Excel & CSV query runner (#2478)

* Excel query runner * Param handling for read_excel * CSV query runner * Fix wrong module name * Use yaml as query language * Use yaml as query language for CSV * Added icon and required modules * Local address filtering * Fix syntax error
2025-12-25 01:03:20 -05:00 · 2021-07-28 05:27:09 +09:00
parent ff7c5e8367
commit b9cb8191f5
5 changed files with 201 additions and 1 deletions
--- a/client/app/assets/images/db-logos/excel.png
+++ b/client/app/assets/images/db-logos/excel.png
--- a/redash/query_runner/csv.py
+++ b/redash/query_runner/csv.py
@@ -0,0 +1,100 @@
+import logging
+import yaml
+import requests
+import io
+
+from redash import settings
+from redash.query_runner import *
+from redash.utils import json_dumps
+
+logger = logging.getLogger(__name__)
+
+try:
+    import pandas as pd
+    import numpy as np
+    enabled = True
+except ImportError:
+    enabled = False
+
+
+class CSV(BaseQueryRunner):
+    should_annotate_query = False
+
+    @classmethod
+    def name(cls):
+        return "CSV"
+
+    @classmethod
+    def enabled(cls):
+        return enabled
+
+    @classmethod
+    def configuration_schema(cls):
+        return {
+            'type': 'object',
+            'properties': {},
+        }
+
+    def __init__(self, configuration):
+        super(CSV, self).__init__(configuration)
+        self.syntax = "yaml"
+
+    def test_connection(self):
+        pass
+
+    def run_query(self, query, user):
+        path = ""
+        ua = ""
+        args = {}
+        try:
+            args = yaml.safe_load(query)
+            path = args['url']
+            args.pop('url', None)
+            ua = args['user-agent']
+            args.pop('user-agent', None)
+
+            if is_private_address(path) and settings.ENFORCE_PRIVATE_ADDRESS_BLOCK:
+                raise Exception("Can't query private addresses.")
+        except:
+            pass
+
+        try:
+            response = requests.get(url=path, headers={"User-agent": ua})
+            workbook = pd.read_csv(io.BytesIO(response.content),sep=",", **args)
+
+            df = workbook.copy()
+            data = {'columns': [], 'rows': []}
+            conversions = [
+                {'pandas_type': np.integer, 'redash_type': 'integer',},
+                {'pandas_type': np.inexact, 'redash_type': 'float',},
+                {'pandas_type': np.datetime64, 'redash_type': 'datetime', 'to_redash': lambda x: x.strftime('%Y-%m-%d %H:%M:%S')},
+                {'pandas_type': np.bool_, 'redash_type': 'boolean'},
+                {'pandas_type': np.object, 'redash_type': 'string'}
+            ]
+            labels = []
+            for dtype, label in zip(df.dtypes, df.columns):
+                for conversion in conversions:
+                    if issubclass(dtype.type, conversion['pandas_type']):
+                        data['columns'].append({'name': label, 'friendly_name': label, 'type': conversion['redash_type']})

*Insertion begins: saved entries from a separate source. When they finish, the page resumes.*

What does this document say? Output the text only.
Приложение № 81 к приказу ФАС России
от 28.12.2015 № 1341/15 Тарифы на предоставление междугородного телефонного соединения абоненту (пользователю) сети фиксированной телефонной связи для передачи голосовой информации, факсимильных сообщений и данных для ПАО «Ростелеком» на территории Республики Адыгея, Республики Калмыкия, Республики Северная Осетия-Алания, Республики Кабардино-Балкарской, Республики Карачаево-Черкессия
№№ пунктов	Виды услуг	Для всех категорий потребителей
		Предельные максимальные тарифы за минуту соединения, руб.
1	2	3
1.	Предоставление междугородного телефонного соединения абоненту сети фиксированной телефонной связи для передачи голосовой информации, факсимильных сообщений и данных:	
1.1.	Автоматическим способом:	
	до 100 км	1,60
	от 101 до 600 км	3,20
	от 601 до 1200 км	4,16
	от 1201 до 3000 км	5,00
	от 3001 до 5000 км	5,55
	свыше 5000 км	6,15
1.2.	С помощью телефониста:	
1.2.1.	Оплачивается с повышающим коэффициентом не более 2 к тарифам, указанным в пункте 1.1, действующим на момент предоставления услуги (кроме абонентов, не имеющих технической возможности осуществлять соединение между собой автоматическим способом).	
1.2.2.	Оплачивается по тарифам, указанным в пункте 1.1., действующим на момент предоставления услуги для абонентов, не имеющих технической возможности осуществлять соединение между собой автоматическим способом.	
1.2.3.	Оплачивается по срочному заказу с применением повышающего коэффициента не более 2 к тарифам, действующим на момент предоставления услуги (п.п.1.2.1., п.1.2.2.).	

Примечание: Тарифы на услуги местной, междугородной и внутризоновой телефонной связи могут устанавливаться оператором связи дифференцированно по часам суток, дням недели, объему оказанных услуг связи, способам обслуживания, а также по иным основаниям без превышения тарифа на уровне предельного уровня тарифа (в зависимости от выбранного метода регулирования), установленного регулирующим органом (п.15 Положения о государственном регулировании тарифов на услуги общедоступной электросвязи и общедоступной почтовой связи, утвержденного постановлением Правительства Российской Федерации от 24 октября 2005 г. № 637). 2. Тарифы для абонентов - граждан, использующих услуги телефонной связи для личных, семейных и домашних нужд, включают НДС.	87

+                        labels.append(label)
+                        func = conversion.get('to_redash')
+                        if func:
+                            df[label] = df[label].apply(func)
+                        break
+            data['rows'] = df[labels].replace({np.nan: None}).to_dict(orient='records')
+
+            json_data = json_dumps(data)
+            error = None
+        except KeyboardInterrupt:
+            error = "Query cancelled by user."
+            json_data = None
+        except Exception as e:
+            error = "Error reading {0}. {1}".format(path, str(e))
+            json_data = None
+
+        return json_data, error
+
+    def get_schema(self):
+        raise NotSupported()
+
+register(CSV)
--- a/redash/query_runner/excel.py
+++ b/redash/query_runner/excel.py
@@ -0,0 +1,96 @@
+import logging
+import yaml
+import requests
+
+from redash import settings
+from redash.query_runner import *
+from redash.utils import json_dumps
+
+logger = logging.getLogger(__name__)
+
+try:
+    import pandas as pd
+    import xlrd
+    import openpyxl
+    import numpy as np
+    enabled = True
+except ImportError:
+    enabled = False
+
+class Excel(BaseQueryRunner):
+    should_annotate_query = False
+
+    @classmethod
+    def enabled(cls):
+        return enabled
+
+    @classmethod
+    def configuration_schema(cls):
+        return {
+            'type': 'object',
+            'properties': {},
+        }
+
+    def __init__(self, configuration):
+        super(Excel, self).__init__(configuration)
+        self.syntax = "yaml"
+
+    def test_connection(self):
+        pass
+
+    def run_query(self, query, user):
+        path = ""
+        ua = ""
+        args = {}
+        try:
+            args = yaml.safe_load(query)
+            path = args['url']
+            args.pop('url', None)
+            ua = args['user-agent']
+            args.pop('user-agent', None)
+
+            if is_private_address(path) and settings.ENFORCE_PRIVATE_ADDRESS_BLOCK:
+                raise Exception("Can't query private addresses.")
+        except:
+            pass
+
+        try:
+            response = requests.get(url=path, headers={"User-agent": ua})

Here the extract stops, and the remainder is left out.